Donovan Bailey Biography
Hones Sprinting Skills, Captures Olympic Gold, Calls It Quits, Chronology, Awards And Accomplishments
Canadian sprinter Donovan Bailey set the world record in a 100-meter race in 1996, earning the distinction of "world's fastest man." At his peak during the 1996 Summer Olympic Games in Atlanta, the Jamaican-born Bailey ran a record-setting, gold-medal-winning time of 9.84 seconds. With three teammates, he also captured the gold in the 4×100-meter relay. In Canada, his home since age 13, Bailey became a star, if not a national hero. The outspoken athlete gained a reputation for bluntness and bravado, often publicly ridiculing his rivals. He retained his world record until 1999, when American sprinter Maurice Greene outstripped him by 5-100ths of a second. By then Bailey had sustained a nearly careerending Achilles tendon injury; he went on to recover and return to sprinting, retiring in 2001 before his 34th birthday.
Bailey, one of five sons born in Manchester, Jamaica to George and Daisy Bailey, would wake at dawn to help tend to the family's chickens, goats, and pigs before going to school. He moved with his family to the Toronto suburb of Oakville in 1981. Here Bailey attended Queen Elizabeth Park High School, becoming a track and basketball standout. "I could have left high school and run track right away, but that wasn't what I wanted," he told Michael Farber of Sports Illustrated. "I wanted a nice house, money, fast cars. I was taught to work real hard, to work on my own."

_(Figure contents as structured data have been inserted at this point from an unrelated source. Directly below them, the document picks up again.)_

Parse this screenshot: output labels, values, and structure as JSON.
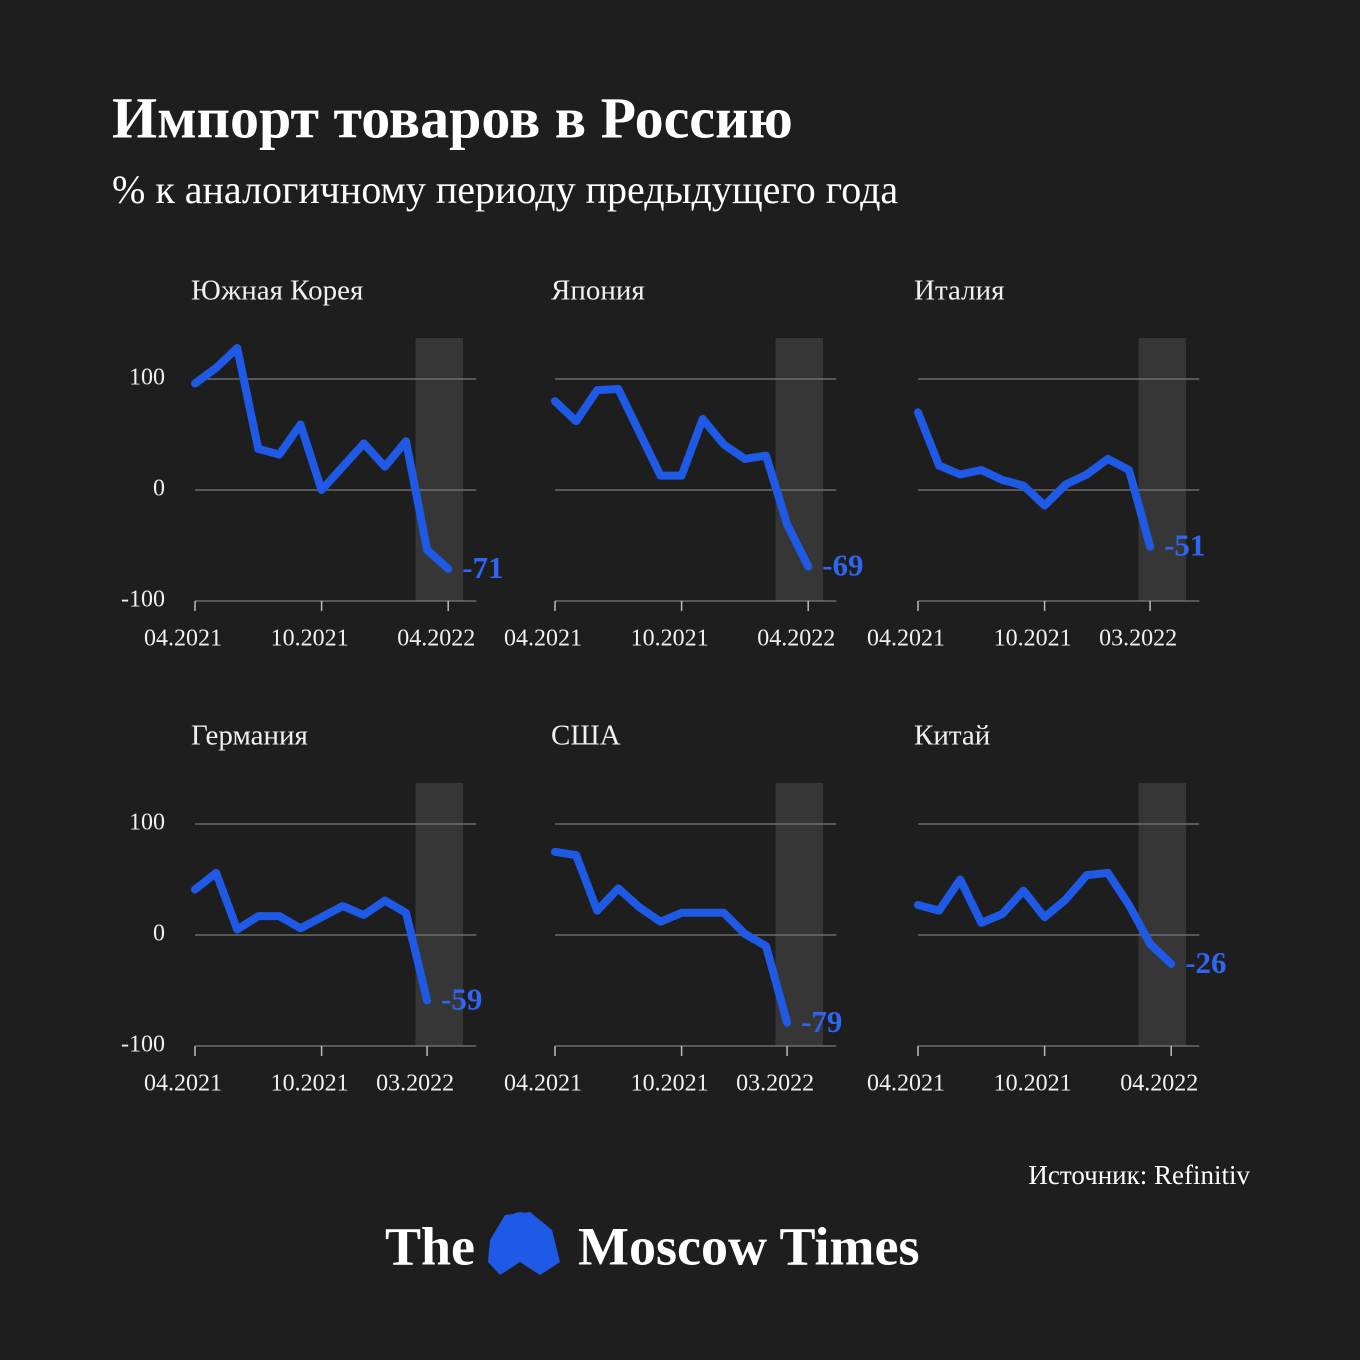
{
  "title": "Импорт товаров в Россию",
  "subtitle": "% к аналогичному периоду предыдущего года",
  "source": "Источник: Refinitiv",
  "logo": {
    "left": "The",
    "right": "Moscow Times"
  },
  "chart_data": [
    {
      "type": "line",
      "title": "Южная Корея",
      "categories": [
        "04.2021",
        null,
        null,
        null,
        null,
        null,
        "10.2021",
        null,
        null,
        null,
        null,
        null,
        "04.2022"
      ],
      "values": [
        96,
        110,
        128,
        37,
        32,
        59,
        0,
        21,
        42,
        21,
        44,
        -54,
        -71
      ],
      "color": "#1f5ae6",
      "ylim": [
        -100,
        137
      ],
      "yticks": [
        -100,
        0,
        100
      ]
    },
    {
      "type": "line",
      "title": "Япония",
      "categories": [
        "04.2021",
        null,
        null,
        null,
        null,
        null,
        "10.2021",
        null,
        null,
        null,
        null,
        null,
        "04.2022"
      ],
      "values": [
        80,
        62,
        90,
        91,
        52,
        13,
        13,
        64,
        41,
        28,
        31,
        -31,
        -69
      ],
      "color": "#1f5ae6",
      "ylim": [
        -100,
        137
      ],
      "yticks": [
        -100,
        0,
        100
      ]
    },
    {
      "type": "line",
      "title": "Италия",
      "categories": [
        "04.2021",
        null,
        null,
        null,
        null,
        null,
        "10.2021",
        null,
        null,
        null,
        null,
        "03.2022",
        null
      ],
      "values": [
        70,
        22,
        14,
        18,
        9,
        4,
        -14,
        5,
        14,
        28,
        18,
        -51,
        null
      ],
      "color": "#1f5ae6",
      "ylim": [
        -100,
        137
      ],
      "yticks": [
        -100,
        0,
        100
      ]
    },
    {
      "type": "line",
      "title": "Германия",
      "categories": [
        "04.2021",
        null,
        null,
        null,
        null,
        null,
        "10.2021",
        null,
        null,
        null,
        null,
        "03.2022",
        null
      ],
      "values": [
        41,
        56,
        5,
        17,
        17,
        6,
        16,
        26,
        18,
        31,
        20,
        -59,
        null
      ],
      "color": "#1f5ae6",
      "ylim": [
        -100,
        137
      ],
      "yticks": [
        -100,
        0,
        100
      ]
    },
    {
      "type": "line",
      "title": "США",
      "categories": [
        "04.2021",
        null,
        null,
        null,
        null,
        null,
        "10.2021",
        null,
        null,
        null,
        null,
        "03.2022",
        null
      ],
      "values": [
        75,
        72,
        22,
        42,
        25,
        12,
        20,
        20,
        20,
        1,
        -10,
        -79,
        null
      ],
      "color": "#1f5ae6",
      "ylim": [
        -100,
        137
      ],
      "yticks": [
        -100,
        0,
        100
      ]
    },
    {
      "type": "line",
      "title": "Китай",
      "categories": [
        "04.2021",
        null,
        null,
        null,
        null,
        null,
        "10.2021",
        null,
        null,
        null,
        null,
        null,
        "04.2022"
      ],
      "values": [
        27,
        22,
        50,
        11,
        19,
        40,
        16,
        32,
        54,
        56,
        27,
        -8,
        -26
      ],
      "color": "#1f5ae6",
      "ylim": [
        -100,
        137
      ],
      "yticks": [
        -100,
        0,
        100
      ]
    }
  ]
}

Bailey attended Sheridan College in Oakville, playing forward for one season on the basketball team. Graduating with a degree in economics, he set out to accomplish his material goals. A self-made businessman, Bailey worked as a marketing and property consultant, and ran a business importing and exporting clothing. At 22 he bought a house in Oakville and drove a Porsche 911 convertible. But track and field still lured him, and in 1991 he began to train seriously as a sprinter.